Eagle Rare 25 bourbon, $10,000
The back story
Yes, you read that right: This is a bottle of bourbon that costs…Ten. Thousand. Dollars.
But it’s probably a bargain if you can find it at that price.
That’s because it’s an extremely rare bourbon, with just 200 bottles being released. And it comes from Buffalo Trace, the prominent Kentucky distillery that’s also behind the much-in-demand Pappy Van Winkle brand.
It’s also a bourbon with quite a back story. Aging Kentucky-made bourbon beyond a certain number of years is considered fairly controversial because the spirit can easily acquire a less-than-pleasant taste from sitting in the barrel too long. Some say 15 years is pushing it. Others question going beyond a decade. Or as Jane Bowie, a former director of innovation for the Maker’s Mark brand, once observed: “After about eight years, bourbon gets too woody.” (Others describe older bourbons as astringent and dry.)
So, how is Buffalo Trace able to go to 25? It all has to do with a $20 million-plus program the distillery has developed — namely, a new state-of-the-art warehouse dubbed Warehouse P.
According to Buffalo Trace, it was “constructed to test if it was possible to extend favorably both the aging and maturation processes typical for American whiskey and bourbon.” The distillery doesn’t get into too many details about what’s going on inside Warehouse P, but obviously factors like temperature and humidity are critical to aging. (The reason Scotch can be aged longer than Kentucky bourbon is because of Scotland’s considerably cooler climate.)
Regarding the pricing of this Eagle Rare, the folks at Buffalo Trace can’t officially set what retailers charge, so $10,000 is just a suggested figure. Certainly, bottles of Pappy — and other highly prized whiskies — are known to sell for much more than the suggested price. And these whiskies often become far more valuable over time, thanks to a growing collector market. For example, a bottle of Pappy released in 2008 sold for $52,000 at auction last year.
What we think about it
Yes, I was lucky enough to try a very small sip of this rarest of Eagle Rares at a recent press event in New York City. It’s indeed a delicious and delicate whiskey, with notes of butterscotch and pepper. (The Buffalo Trace team says you should also pick up vanilla and dark fruit.) And while I’ve had older bourbons that have had that tell-tale woodiness, that’s not the case here.
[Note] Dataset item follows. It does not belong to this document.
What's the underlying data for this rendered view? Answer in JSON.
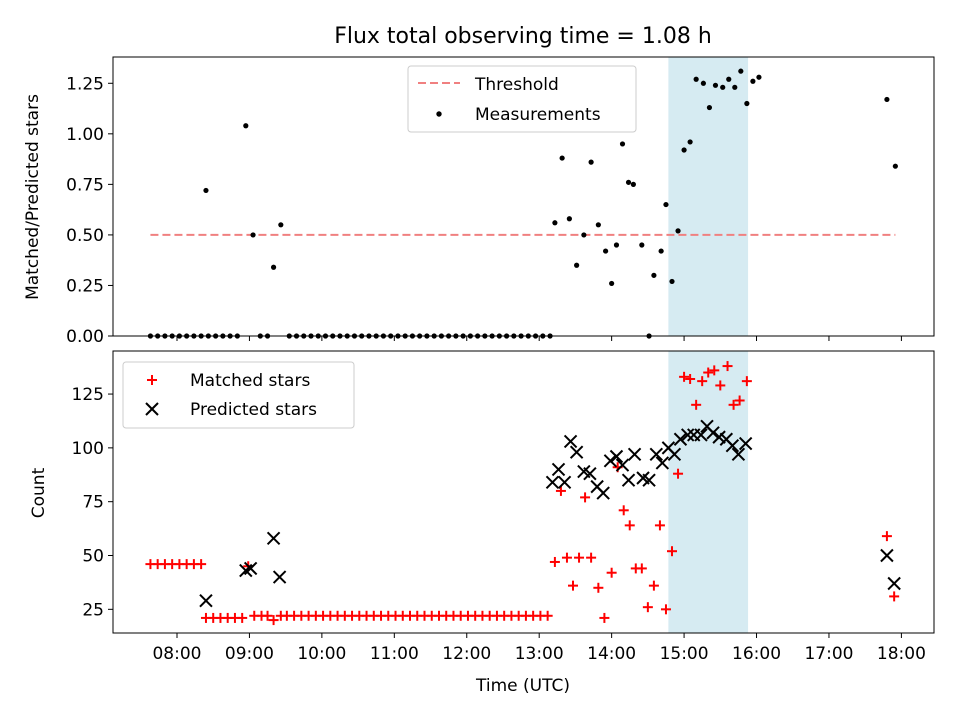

But is it worth $10,000 (or even more)? Obviously, if you can afford this whiskey, it’s probably not a question of price. But for the rest of us, you’re fine sticking with the entry-level Eagle Rare — a tasty 10-year-old bourbon that can easily be found for under $75.
How to enjoy it
No, you’re not going to make an Old Fashioned or a Mint Julep with a $10,000 bourbon. But we did find adding a drop or two of water to it can enhance the flavor.